W estetycznie zapakowanej paczuszce znalazłam mnóstwo dobra. Poza dwoma zamówionymi pozycjami i jedną nagrodą (tak, tak, udało mi się coś wygrać na Facebooku!), dostałam naklejki, pocztówki i super estetyczne wizytówki Jakuba oraz Mydła. Nabyłam dwa tytuły, wspominanego już Malcolma oraz Space-Cats, The Beginning, oba zapakowane w folijki (nie żeby mnie to jakoś szczególnie ruszało, ale znam takich, dla których jest to niezmiernie ważny aspekt, dlatego zaznaczam).

Space-Cats, The Beginning to w zasadzie wstęp do historii, która się dopiero rozegra. Historia jest stara jak świat – są koty, ale również są psy. Te pierwsze – dobre, spolegliwe, stworzone do koegzystencji z człowiekiem, te drugie to podłe kreatury, udające najlepszych przyjaciół ludzi, by w niedalekiej przyszłości zapanować nad całym światem. Tylko koty mogą przeszkodzić psom w niecnych planach, lecz by tego dokonać muszą udać się w przestrzeń kosmiczną. Co kosmiczne koty, na czele z Pepito, znajdą poza Ziemią? Mam nadzieję, że dowiemy się wkrótce! Obrazki autora są czarno-białe, komiks zaś napisany jest w języku angielskim. Nie trzeba jednak dysponować dużym zasobem słownictwa, by historię zrozumieć.

Wybór Gąbki - oczywisty!

Miłość od pierwszego wejrzenia jednak sprawiła, że Malcolm w tym zestawie wygrywa.  Jakkolwiek dziwnie nie zabrzmi – Malcolm jest nastoletnim delfinem. Lubi grać w gry, zwłaszcza w najnowsze Grand Theft Fish i zaczyna sobie cenić poczucie niezależności. Myśli Malcolma wydają się być całkiem znajome, pod warunkiem, że czytelnik ma za sobą okres dojrzewania. Autor nie uderza również w ton moralizatorski, tylko delikatnie trąca myśli czytelnika, kierując je na właściwy tor.

Oba komiksy utrzymane są w czarno-białej stylistyce i absolutnie nie traktuję tego jako wady. Ilustracje są ładne, czytelne. Przemierzając strony poświęcone kosmicznym kotom, pomyślałam, że komiksowy Jacob mógłby być jedną z postaci w kreskówce Gravity Falls.

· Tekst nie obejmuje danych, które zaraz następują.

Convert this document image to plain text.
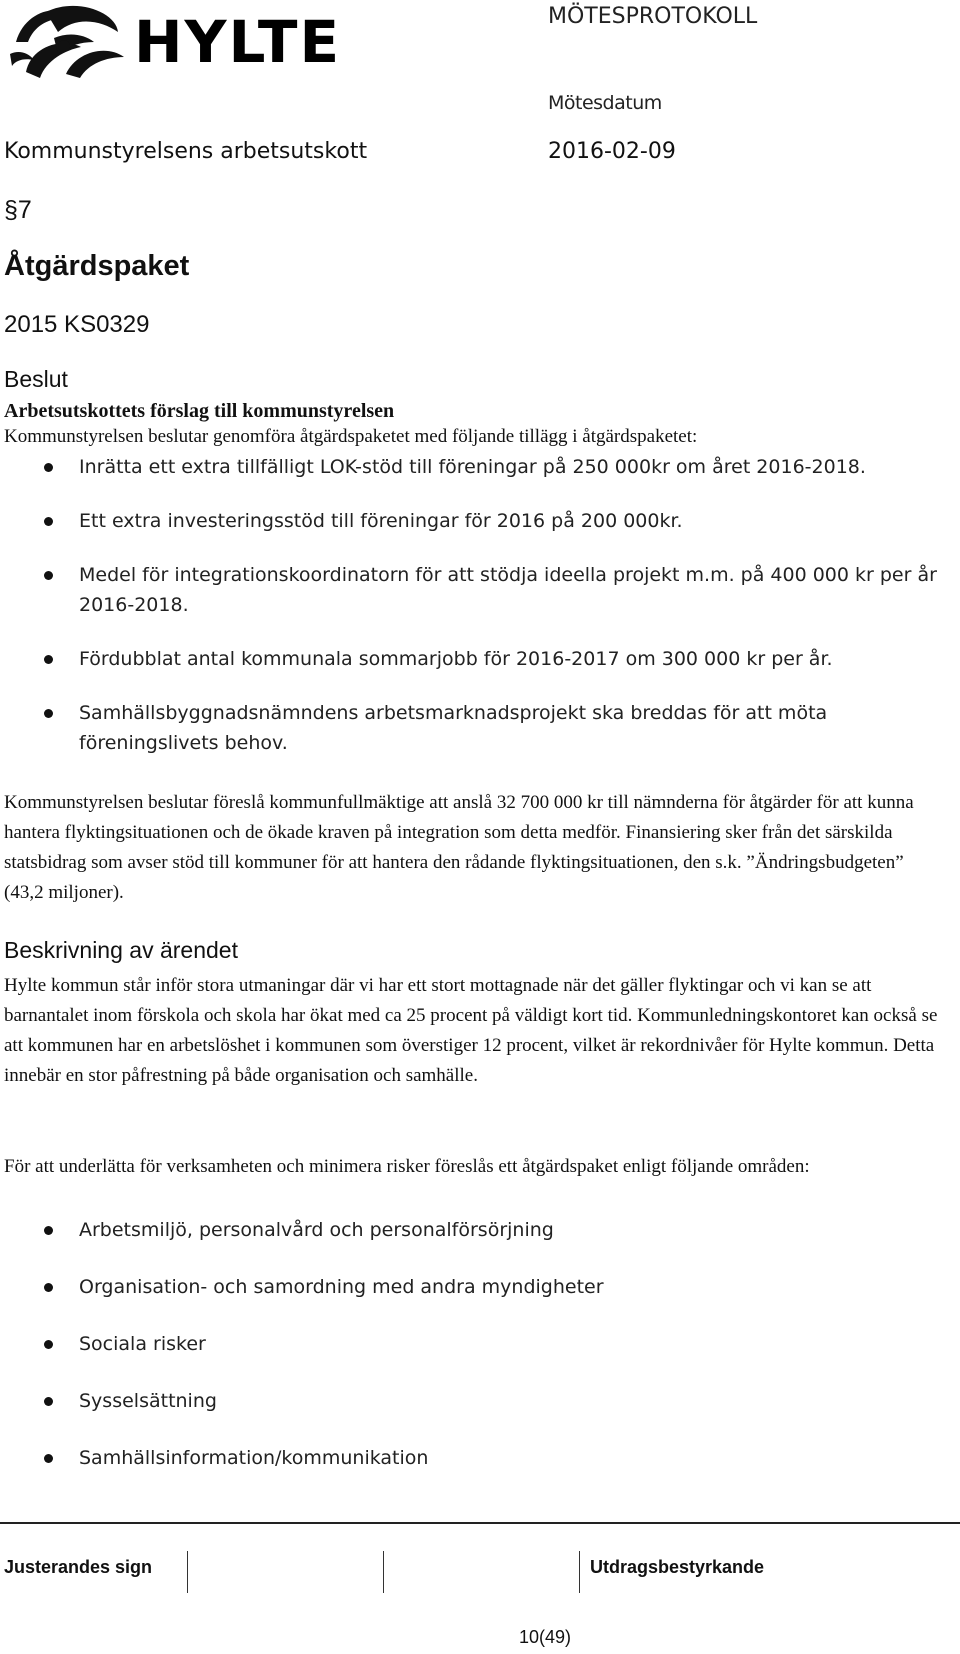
HYLTE	MÖTESPROTOKOLL
Mötesdatum
Kommunstyrelsens arbetsutskott	2016-02-09
§7
Åtgärdspaket
2015 KS0329
Beslut
Arbetsutskottets förslag till kommunstyrelsen
Kommunstyrelsen beslutar genomföra åtgärdspaketet med följande tillägg i åtgärdspaketet:
Inrätta ett extra tillfälligt LOK-stöd till föreningar på 250 000kr om året 2016-2018.
Ett extra investeringsstöd till föreningar för 2016 på 200 000kr.
Medel för integrationskoordinatorn för att stödja ideella projekt m.m. på 400 000 kr per år 2016-2018.
Fördubblat antal kommunala sommarjobb för 2016-2017 om 300 000 kr per år.
Samhällsbyggnadsnämndens arbetsmarknadsprojekt ska breddas för att möta föreningslivets behov.
Kommunstyrelsen beslutar föreslå kommunfullmäktige att anslå 32 700 000 kr till nämnderna för åtgärder för att kunna hantera flyktingsituationen och de ökade kraven på integration som detta medför. Finansiering sker från det särskilda statsbidrag som avser stöd till kommuner för att hantera den rådande flyktingsituationen, den s.k. ”Ändringsbudgeten” (43,2 miljoner).
Beskrivning av ärendet
Hylte kommun står inför stora utmaningar där vi har ett stort mottagnade när det gäller flyktingar och vi kan se att barnantalet inom förskola och skola har ökat med ca 25 procent på väldigt kort tid. Kommunledningskontoret kan också se att kommunen har en arbetslöshet i kommunen som överstiger 12 procent, vilket är rekordnivåer för Hylte kommun. Detta innebär en stor påfrestning på både organisation och samhälle.
För att underlätta för verksamheten och minimera risker föreslås ett åtgärdspaket enligt följande områden:
Arbetsmiljö, personalvård och personalförsörjning
Organisation- och samordning med andra myndigheter
Sociala risker
Sysselsättning
Samhällsinformation/kommunikation
Justerandes sign	Utdragsbestyrkande
10(49)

Wspomniałam również o zinie. W Kosmicznym Mydle znajdziemy historie twórców z Polski, jak i zza granicy. Zróżnicowane techniki, zróżnicowany poziom humoru – znajdziemy tu wszystko.  Jestem w trakcie lektury, ale mogę zdradzić, że pan Grochola świetnie się sprawdza również w jednostronicowej formie, ponieważ komiks o Niedźwiedziu i Kłodzie w całej swej absurdalności rozbawił mnie niemal do łez.

Cóż, zbliża się ogromnymi krokami czas, w którym gorączkowo będziemy poszukiwać prezentów dla swoich bliskich. Myślę, że warto pamiętać przy tej okazji o twórczości Jakuba Grocholi. Wspierajmy polskich, młodych twórców – niech wiedzą, że są właściwymi ludźmi na właściwym miejscu!